In this section, you’ll learn how to use Google Benchmark and Profile-Guided Optimization to improve the performance of a simple division operation. This example demonstrates how even seemingly straightforward operations can benefit from optimization techniques.
Integer division is ideal for benchmarking because it’s significantly more expensive than operations like addition, subtraction, or multiplication. On most CPU architectures, including Arm, division instructions have higher latency and lower throughput compared to other arithmetic operations. By applying Profile-Guided Optimization to code containing division operations, we can potentially achieve significant performance improvements.
For this example, you can use any Arm Linux computer. For example, an AWS EC2 c7g.xlarge
instance running Ubuntu 24.04 LTS can be used.
Run the following commands to install the prerequisite packages:
sudo apt update
sudo apt install gcc g++ make libbenchmark-dev -y
Use an editor to copy and paste the C++ source code below into a file named div_bench.cpp
.
This trivial example takes in a vector of 4096 32-bit integers and divides each element by a number.

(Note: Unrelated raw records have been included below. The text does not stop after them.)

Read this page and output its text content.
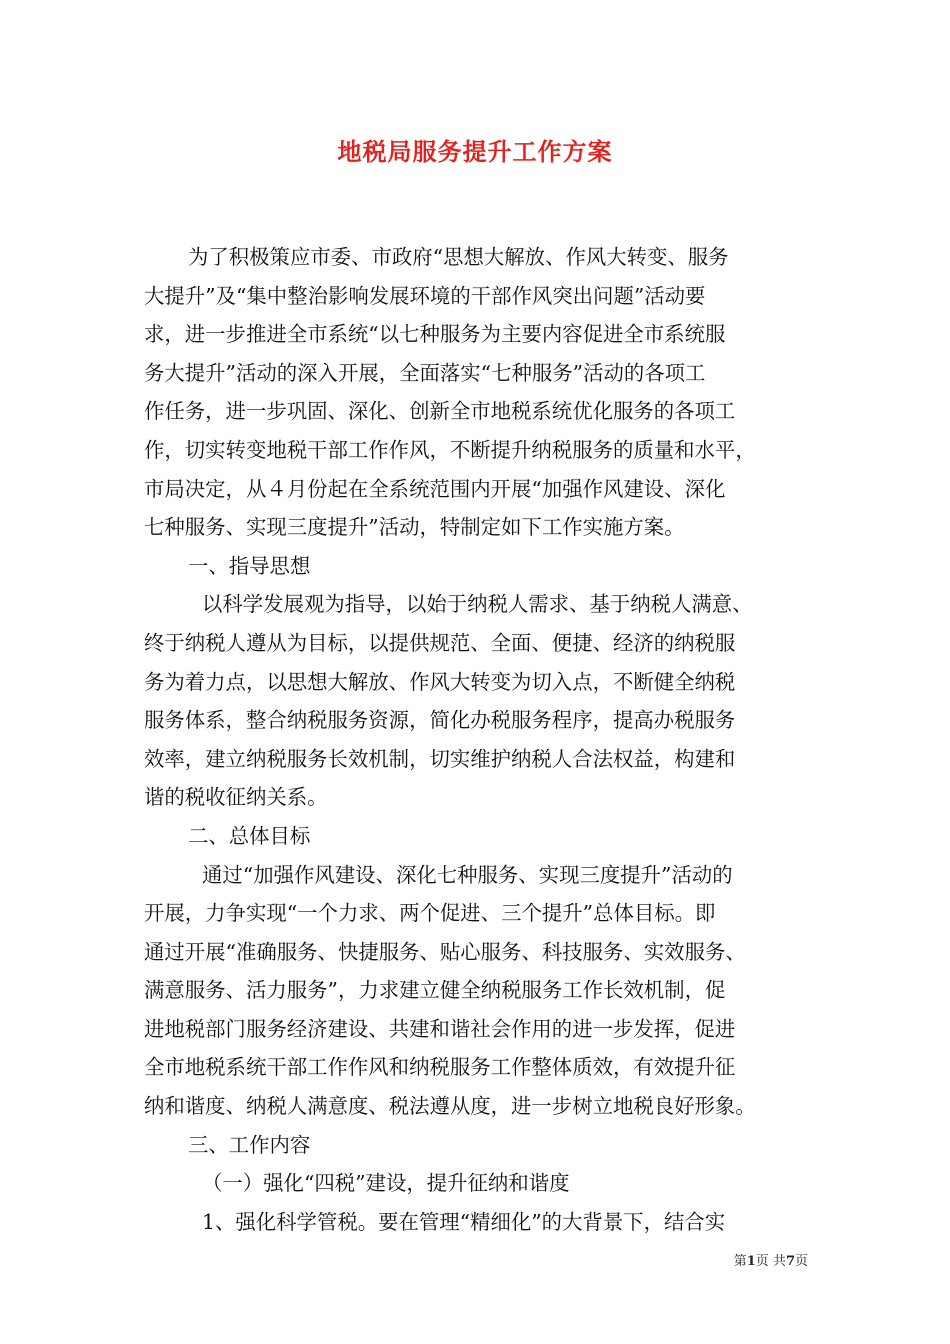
地税局服务提升工作方案
为了积极策应市委、市政府“思想大解放、作风大转变、服务
大提升”及“集中整治影响发展环境的干部作风突出问题”活动要
求，进一步推进全市系统“以七种服务为主要内容促进全市系统服
务大提升”活动的深入开展，全面落实“七种服务”活动的各项工
作任务，进一步巩固、深化、创新全市地税系统优化服务的各项工
作，切实转变地税干部工作作风，不断提升纳税服务的质量和水平，
市局决定，从４月份起在全系统范围内开展“加强作风建设、深化
七种服务、实现三度提升”活动，特制定如下工作实施方案。
一、指导思想
以科学发展观为指导，以始于纳税人需求、基于纳税人满意、
终于纳税人遵从为目标，以提供规范、全面、便捷、经济的纳税服
务为着力点，以思想大解放、作风大转变为切入点，不断健全纳税
服务体系，整合纳税服务资源，简化办税服务程序，提高办税服务
效率，建立纳税服务长效机制，切实维护纳税人合法权益，构建和
谐的税收征纳关系。
二、总体目标
通过“加强作风建设、深化七种服务、实现三度提升”活动的
开展，力争实现“一个力求、两个促进、三个提升”总体目标。即
通过开展“准确服务、快捷服务、贴心服务、科技服务、实效服务、
满意服务、活力服务”，力求建立健全纳税服务工作长效机制，促
进地税部门服务经济建设、共建和谐社会作用的进一步发挥，促进
全市地税系统干部工作作风和纳税服务工作整体质效，有效提升征
纳和谐度、纳税人满意度、税法遵从度，进一步树立地税良好形象。
三、工作内容
（一）强化“四税”建设，提升征纳和谐度
1、强化科学管税。要在管理“精细化”的大背景下，结合实
第1页 共7页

Importantly, the use of benchmark/benchmark.h
introduces indirection since the divisor value is unknown at compile time, although it is visible in the source code as 1500.
#include <benchmark/benchmark.h>
#include <vector>
// Benchmark division instruction
static void baseDiv(benchmark::State &s) {
std::vector<int> v_in(4096);
std::vector<int> v_out(4096);
for (auto _ : s) {
for (size_t i = 0; i < v_in.size(); i++) v_out[i] = v_in[i] / s.range(0);
// s.range(0) is unknown at compile time, cannot be reduced
}
}
BENCHMARK(baseDiv)->Arg(1500)->Unit(benchmark::kMicrosecond); // value of 1500 is passed through as an argument so strength reduction cannot be applied
BENCHMARK_MAIN();
To compile and run the microbenchmark on this function, you need to link with the pthreads
and benchmark
libraries.
Compile with the command:
g++ -O3 -std=c++17 div_bench.cpp -lbenchmark -lpthread -o div_bench.base
Run the program:
./div_bench.base
Running ./div_bench.base
Run on (4 X 2100 MHz CPU s)
CPU Caches:
L1 Data 64 KiB (x4)
L1 Instruction 64 KiB (x4)
L2 Unified 1024 KiB (x4)
L3 Unified 32768 KiB (x1)
Load Average: 0.00, 0.00, 0.00
***WARNING*** Library was built as DEBUG. Timings may be affected.
-------------------------------------------------------
Benchmark Time CPU Iterations
-------------------------------------------------------
baseDiv/1500 7.90 us 7.90 us 88512
To inspect what assembly instructions are being executed most frequently, you can use the perf
command. This is useful for identifying bottlenecks and understanding the performance characteristics of your code.
Install Perf using the install guide before proceeding.
You may need to set the perf_event_paranoid
value to -1 with the sudo sysctl kernel.perf_event_paranoid=-1
command to run the commands below.
Run the following commands to record perf
data and create a report in the terminal:
sudo perf record -o perf-division-base ./div_bench.base
sudo perf report --input=perf-division-base
As the perf report
graphic below shows, the program spends a significant amount of time in the short loops with no loop unrolling. There is also an expensive sdiv
operation, and most of the execution time is spent storing the result of the operation.